English 526 | Fall 2007
The Edge
Probing Geographic & Psychological Borderlands

Hey, all you comp lit, english, spanish, chicano studies lit heads! you like living on the edge? inhabit the slippery sliding fringes of a giant culture machine? revel in ambiguity, ambivalence? are you ambidextrous? love the border ambience where night becomes day and day night, codes switch, morphing is the name of the game with its shifting rules? then English 526 The Edge is for you. The naked edge, the broken code, the generative volcanic matrix of the new made up of a wild bricolage of languages, signifiers, unstable identities. In short, poetry, fiction, essays, criticism: anthropology, sociology, border-ology, edge-ology.

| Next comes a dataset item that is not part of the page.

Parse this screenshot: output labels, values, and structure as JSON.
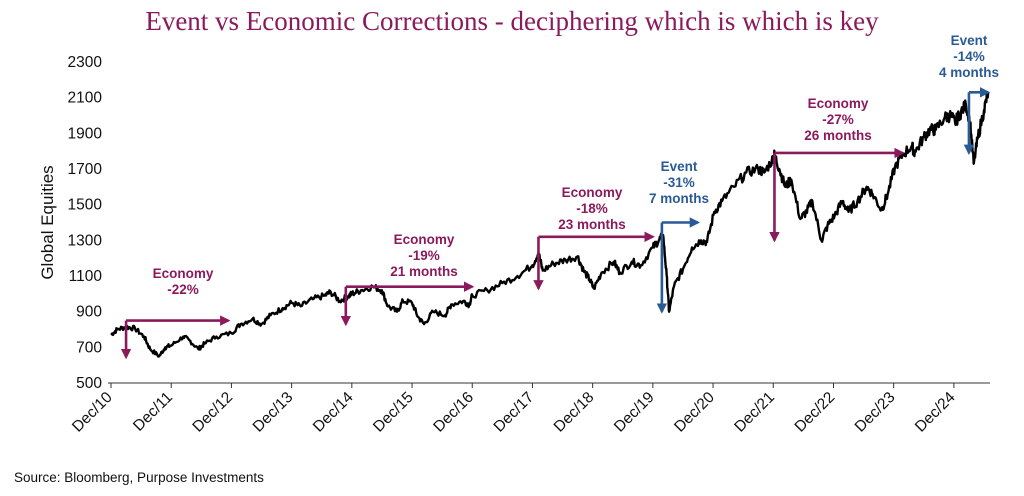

Required weekly readings will form a basis for the examination of borders or edges between nations, ethnic groups, genders, modes of discourse, languages, disciplines, and art media, among others. Formal requirements include the prescribed readings, a final examination, and weekly written responses to readings.

Note: Your tour guide to this multiply mapped yet unknown wilderness is Harry Polkinhorn--poet, critic, translator, psychoanalyst, publisher, border-ologist.

Thursdays 3:30-6:10  | Hepner Hall 210 | schedule # 12062 | Open to ALL majors; graduate students AND undergraduates.  Prerequisites? Curiosity and an open-mind.